La fuite en avant de l’UGTT se poursuit dans une insouciance presque complice des acteurs politiques et de la société civile. Le grand dérapage de la Centrale syndicale vers l’action politique, confirmé par les différents dirigeants syndicaux qui ont investi les médias sans aucune modération, trahit leurs véritables visées, administrant la preuve qu’ils sont en train d’exploiter le champ social à des fins politiciennes. Leur guerre déclarée contre le gouvernement Chahed, depuis environ un an, ne concerne pas, reconnaissent-ils publiquement, seulement le non-aboutissement des négociations salariales dans la fonction publique, mais plutôt, prétendent-ils, la défense de la souveraineté nationale et la liberté de décision du pays. Cet argument, fallacieux, qu’ils sont en train de développer dans tous leurs meetings enflammés, où l’action du gouvernement est la cible d’attaques en règle, interloque et surprend. Il montre la dimension démagogique qui caractérise, depuis un certain temps, le discours de la Centrale syndicale qui a sacrifié le dialogue et les voies du compromis sur l’autel des revendications excessives et des ambitions politiques peu avouées.
Le couac réside dans le fait qu’on a l’impression que ce n’est qu’aujourd’hui que l’UGTT découvre que le pays est soumis à la tutelle du FMI, alors que depuis au moins quatre ans, il n’a fait que s’endetter et pour servir les salaires et pour satisfaire des augmentations salariales que tout bon sens interdit.
Invoquer actuellement, d’une manière insistante, cet argument et en faire son arme de combat contre le gouvernement Youssef Chahed, paraît à la fois peu honnête et non crédible. Taxer le gouvernement d’incompétence et d’incapacité de mener les réformes relève également d’une sorte de myopie. En fait, qui est derrière le blocage de toutes les réformes essentielles, celles des systèmes d’éducation, d’enseignement supérieur, de la sécurité sociale, des entreprises publiques… ? Manifestement, à défaut d’imposer ses choix dans tous ces dossiers, l’UGTT a avorté tout le processus de réformes faisant courir au pays le risque de voir le système de sécurité sociale tomber en faillite, les entreprises publiques mettre la clef sous le paillasson et sacrifier l’école publique par l’aveuglement de dirigeants syndicaux, des électrons libres ne respectant aucune règle, éthique ou légale.
Répéter à satiété que la grève est un droit constitutionnel devient un leurre, un faux argument. Ne peut-on pas affirmer, a contrario, que la liberté de travailler possède la même force, sinon plus ? Comment expliquer dès lors que les structures de l’UGTT imposent leur loi, niant à ceux qui refusent de les suivre, le droit de travailler sans être menacés, intimidés, voire même agressés?

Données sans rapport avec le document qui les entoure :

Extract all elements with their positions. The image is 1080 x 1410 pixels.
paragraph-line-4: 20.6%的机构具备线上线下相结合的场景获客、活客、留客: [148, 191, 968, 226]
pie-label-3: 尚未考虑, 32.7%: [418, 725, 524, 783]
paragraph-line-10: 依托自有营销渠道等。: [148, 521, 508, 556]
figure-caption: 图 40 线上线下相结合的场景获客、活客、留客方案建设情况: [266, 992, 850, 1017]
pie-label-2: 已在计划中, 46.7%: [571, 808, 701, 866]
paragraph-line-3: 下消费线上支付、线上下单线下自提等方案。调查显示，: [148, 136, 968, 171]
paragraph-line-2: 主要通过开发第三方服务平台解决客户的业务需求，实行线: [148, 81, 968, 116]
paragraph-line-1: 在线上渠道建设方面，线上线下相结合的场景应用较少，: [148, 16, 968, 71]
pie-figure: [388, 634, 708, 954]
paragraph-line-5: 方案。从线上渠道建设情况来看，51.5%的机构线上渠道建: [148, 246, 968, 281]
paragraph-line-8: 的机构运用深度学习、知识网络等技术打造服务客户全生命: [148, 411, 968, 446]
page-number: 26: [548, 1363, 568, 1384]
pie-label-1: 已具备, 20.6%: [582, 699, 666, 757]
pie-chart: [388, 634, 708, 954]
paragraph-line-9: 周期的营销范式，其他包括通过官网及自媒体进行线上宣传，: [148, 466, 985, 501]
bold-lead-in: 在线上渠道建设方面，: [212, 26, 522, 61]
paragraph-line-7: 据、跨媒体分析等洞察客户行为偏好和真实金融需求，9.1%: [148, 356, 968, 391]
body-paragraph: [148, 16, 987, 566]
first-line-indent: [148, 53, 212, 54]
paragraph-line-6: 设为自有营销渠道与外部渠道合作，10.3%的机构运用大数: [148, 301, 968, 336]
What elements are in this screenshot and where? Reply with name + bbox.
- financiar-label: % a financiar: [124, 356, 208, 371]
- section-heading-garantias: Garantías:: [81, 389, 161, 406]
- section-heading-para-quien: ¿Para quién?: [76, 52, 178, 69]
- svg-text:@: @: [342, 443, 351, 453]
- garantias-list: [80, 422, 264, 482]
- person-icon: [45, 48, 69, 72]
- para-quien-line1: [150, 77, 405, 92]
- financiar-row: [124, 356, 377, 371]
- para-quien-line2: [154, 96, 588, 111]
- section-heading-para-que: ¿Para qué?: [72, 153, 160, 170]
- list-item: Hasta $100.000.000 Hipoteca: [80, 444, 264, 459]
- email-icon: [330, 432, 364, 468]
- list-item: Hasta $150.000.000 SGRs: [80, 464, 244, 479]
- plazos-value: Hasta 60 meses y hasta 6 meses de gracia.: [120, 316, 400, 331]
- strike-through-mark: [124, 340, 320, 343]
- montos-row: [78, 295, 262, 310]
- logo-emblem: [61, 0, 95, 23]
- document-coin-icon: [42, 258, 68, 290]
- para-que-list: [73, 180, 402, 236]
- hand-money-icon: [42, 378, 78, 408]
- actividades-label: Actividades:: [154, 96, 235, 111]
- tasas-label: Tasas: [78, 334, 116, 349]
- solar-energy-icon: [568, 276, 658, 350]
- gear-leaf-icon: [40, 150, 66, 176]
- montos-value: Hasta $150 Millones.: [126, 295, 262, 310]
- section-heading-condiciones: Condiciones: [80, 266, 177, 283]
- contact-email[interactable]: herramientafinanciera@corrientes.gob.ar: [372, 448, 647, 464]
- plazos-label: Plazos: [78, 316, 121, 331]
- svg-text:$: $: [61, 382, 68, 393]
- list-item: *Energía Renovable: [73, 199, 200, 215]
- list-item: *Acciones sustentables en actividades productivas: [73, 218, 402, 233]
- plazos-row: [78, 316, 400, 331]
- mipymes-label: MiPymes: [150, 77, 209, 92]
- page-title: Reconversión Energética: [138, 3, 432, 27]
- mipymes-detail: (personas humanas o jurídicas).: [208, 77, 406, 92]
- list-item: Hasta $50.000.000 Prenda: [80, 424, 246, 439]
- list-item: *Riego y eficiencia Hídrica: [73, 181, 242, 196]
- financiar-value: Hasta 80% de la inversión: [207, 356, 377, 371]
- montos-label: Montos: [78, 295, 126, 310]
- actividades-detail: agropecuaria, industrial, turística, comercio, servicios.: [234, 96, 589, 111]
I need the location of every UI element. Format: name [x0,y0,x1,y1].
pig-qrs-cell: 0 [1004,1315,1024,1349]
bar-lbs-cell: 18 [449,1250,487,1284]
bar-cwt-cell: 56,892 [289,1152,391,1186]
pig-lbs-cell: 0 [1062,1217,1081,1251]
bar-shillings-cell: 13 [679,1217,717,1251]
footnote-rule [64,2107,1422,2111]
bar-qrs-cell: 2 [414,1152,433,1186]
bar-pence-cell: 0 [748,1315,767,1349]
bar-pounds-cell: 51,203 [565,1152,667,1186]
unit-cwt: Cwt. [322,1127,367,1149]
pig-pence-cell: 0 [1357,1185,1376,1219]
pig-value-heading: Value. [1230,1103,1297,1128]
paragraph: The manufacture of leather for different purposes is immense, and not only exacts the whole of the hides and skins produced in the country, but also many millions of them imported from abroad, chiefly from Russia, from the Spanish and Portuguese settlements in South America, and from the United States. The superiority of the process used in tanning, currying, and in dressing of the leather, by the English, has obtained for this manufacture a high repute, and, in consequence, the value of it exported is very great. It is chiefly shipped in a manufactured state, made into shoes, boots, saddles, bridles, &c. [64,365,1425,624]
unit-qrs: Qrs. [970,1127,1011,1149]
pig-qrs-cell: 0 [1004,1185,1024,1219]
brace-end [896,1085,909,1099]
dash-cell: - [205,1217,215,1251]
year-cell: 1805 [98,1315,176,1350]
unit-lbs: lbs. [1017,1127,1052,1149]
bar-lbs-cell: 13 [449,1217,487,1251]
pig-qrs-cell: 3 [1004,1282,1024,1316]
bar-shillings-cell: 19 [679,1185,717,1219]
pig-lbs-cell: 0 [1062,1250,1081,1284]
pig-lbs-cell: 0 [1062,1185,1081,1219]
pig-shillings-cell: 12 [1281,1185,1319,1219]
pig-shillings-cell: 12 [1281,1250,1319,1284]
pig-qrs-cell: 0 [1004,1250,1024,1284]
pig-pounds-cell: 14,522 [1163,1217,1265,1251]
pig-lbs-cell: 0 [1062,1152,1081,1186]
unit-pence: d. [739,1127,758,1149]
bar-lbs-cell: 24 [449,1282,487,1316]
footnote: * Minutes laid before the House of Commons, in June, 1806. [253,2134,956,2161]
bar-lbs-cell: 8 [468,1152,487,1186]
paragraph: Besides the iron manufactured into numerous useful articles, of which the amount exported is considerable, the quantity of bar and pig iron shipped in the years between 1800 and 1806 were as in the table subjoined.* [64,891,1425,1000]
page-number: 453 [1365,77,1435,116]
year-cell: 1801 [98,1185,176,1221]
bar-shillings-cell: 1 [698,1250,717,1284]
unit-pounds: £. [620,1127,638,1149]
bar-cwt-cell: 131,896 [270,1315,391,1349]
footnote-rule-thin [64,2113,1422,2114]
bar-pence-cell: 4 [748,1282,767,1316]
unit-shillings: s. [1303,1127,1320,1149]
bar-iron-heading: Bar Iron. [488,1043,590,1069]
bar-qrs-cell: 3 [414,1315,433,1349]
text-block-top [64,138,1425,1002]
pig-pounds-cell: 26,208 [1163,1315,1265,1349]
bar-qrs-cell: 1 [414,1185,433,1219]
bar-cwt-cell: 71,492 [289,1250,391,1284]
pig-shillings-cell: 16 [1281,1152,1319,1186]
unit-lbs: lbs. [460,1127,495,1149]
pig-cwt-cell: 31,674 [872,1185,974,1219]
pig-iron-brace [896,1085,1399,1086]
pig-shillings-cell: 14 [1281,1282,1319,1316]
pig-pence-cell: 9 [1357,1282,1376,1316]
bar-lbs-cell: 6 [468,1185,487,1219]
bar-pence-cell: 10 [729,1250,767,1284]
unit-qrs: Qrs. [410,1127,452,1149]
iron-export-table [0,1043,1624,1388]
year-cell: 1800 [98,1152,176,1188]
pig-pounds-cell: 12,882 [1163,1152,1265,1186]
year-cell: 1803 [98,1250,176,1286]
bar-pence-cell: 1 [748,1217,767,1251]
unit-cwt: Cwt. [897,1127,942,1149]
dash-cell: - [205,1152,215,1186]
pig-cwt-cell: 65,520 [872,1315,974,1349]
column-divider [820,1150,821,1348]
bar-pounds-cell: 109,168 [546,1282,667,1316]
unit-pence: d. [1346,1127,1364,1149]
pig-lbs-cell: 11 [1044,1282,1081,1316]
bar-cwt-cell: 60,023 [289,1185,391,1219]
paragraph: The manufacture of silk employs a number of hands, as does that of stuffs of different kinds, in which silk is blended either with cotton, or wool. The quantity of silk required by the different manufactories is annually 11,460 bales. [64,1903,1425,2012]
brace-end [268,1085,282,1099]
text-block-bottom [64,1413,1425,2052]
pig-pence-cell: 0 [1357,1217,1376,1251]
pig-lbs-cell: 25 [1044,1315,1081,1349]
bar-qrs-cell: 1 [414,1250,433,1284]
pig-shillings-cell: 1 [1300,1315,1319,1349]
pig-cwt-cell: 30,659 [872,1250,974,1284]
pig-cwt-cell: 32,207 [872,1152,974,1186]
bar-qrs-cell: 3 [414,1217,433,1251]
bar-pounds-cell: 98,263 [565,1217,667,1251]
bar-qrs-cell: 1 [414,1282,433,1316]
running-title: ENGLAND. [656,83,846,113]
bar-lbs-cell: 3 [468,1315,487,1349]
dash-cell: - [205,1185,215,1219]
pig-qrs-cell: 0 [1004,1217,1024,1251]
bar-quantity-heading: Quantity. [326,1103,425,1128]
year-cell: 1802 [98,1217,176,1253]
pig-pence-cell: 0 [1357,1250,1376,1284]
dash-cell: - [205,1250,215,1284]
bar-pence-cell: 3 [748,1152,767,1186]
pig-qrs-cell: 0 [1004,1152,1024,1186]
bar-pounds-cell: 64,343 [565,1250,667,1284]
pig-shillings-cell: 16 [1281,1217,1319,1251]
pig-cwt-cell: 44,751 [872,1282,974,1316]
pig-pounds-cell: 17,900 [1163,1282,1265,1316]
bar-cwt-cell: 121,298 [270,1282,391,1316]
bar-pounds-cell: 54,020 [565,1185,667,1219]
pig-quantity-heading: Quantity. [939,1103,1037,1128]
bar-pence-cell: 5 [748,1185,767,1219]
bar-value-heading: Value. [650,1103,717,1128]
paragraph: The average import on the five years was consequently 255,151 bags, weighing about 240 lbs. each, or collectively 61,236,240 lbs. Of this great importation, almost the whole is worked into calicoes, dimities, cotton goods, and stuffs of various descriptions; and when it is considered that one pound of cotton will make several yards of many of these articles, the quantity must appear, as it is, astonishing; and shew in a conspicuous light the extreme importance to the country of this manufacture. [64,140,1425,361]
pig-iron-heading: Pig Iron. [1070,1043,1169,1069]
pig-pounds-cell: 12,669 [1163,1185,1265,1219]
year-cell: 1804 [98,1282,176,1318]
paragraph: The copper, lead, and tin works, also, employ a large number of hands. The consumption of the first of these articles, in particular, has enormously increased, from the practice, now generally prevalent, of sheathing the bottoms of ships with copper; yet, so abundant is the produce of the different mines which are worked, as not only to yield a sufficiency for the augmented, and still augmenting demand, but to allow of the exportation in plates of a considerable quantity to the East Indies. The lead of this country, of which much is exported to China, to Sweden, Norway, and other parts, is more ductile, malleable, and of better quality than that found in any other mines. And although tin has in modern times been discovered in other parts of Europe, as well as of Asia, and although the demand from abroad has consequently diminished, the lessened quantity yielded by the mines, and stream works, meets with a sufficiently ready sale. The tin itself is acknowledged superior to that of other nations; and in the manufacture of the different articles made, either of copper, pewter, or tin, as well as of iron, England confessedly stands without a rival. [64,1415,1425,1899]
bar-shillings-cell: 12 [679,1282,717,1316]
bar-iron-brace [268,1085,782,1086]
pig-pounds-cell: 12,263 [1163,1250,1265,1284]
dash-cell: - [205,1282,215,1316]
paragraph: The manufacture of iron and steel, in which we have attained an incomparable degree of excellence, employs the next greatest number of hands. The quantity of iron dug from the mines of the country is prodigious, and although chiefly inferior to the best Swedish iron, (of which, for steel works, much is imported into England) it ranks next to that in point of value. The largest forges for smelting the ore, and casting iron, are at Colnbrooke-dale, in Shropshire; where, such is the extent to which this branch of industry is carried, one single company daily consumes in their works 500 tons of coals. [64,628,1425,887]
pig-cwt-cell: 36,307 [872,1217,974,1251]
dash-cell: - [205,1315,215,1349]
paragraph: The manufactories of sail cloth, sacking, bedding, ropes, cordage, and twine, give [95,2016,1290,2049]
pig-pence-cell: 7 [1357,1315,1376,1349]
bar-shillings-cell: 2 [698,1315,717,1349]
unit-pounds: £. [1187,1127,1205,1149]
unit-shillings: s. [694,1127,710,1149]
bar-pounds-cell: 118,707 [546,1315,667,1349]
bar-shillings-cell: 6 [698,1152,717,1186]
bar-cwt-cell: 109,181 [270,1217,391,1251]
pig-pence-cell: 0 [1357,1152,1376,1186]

Comment expliquer l’absence de tout sens de la mesure chez les dirigeants syndicaux qui, avant même que la grève ne commence, se sont empressés d’annoncer que plus de 95% des employés ont observé le mot d’ordre, trouvant au passage un malin plaisir d’étaler leurs prouesses , en coupant le pays du monde, paralysant les aéroports, condamnant les Tunisiens à l’immobilisme et résignant les entreprises à faire le bilan de leurs pertes ?
Peut-on crier haut et fort qu’ils sont les dignes héritiers du leader Farhat Hached, quand ils se mobilisent, non pas pour favoriser le compromis et la paix sociale, mais plutôt pour détruire l’économie du pays et sa paix sociale ? Défendre la souveraineté nationale et la liberté de décision du pays, peut-il être obtenu par les débrayages sauvages des structures syndicales sectorielles ou régionales incontrôlables et non redevables de leur action et par l’amalgame entre le politique et le social ?
A trop vouloir chercher à utiliser le bras de fer comme moyen pour parvenir à ses fins, l’UGTT a fait perdre au dialogue social ses vertus, son sens. A quoi sert de créer un Conseil national du dialogue social, appelé à être le cadre adéquat pour régler les différends sociaux, notamment quand les parties qui le composent s’abstiennent sciemment de conférer à son rôle effectivité et efficacité ?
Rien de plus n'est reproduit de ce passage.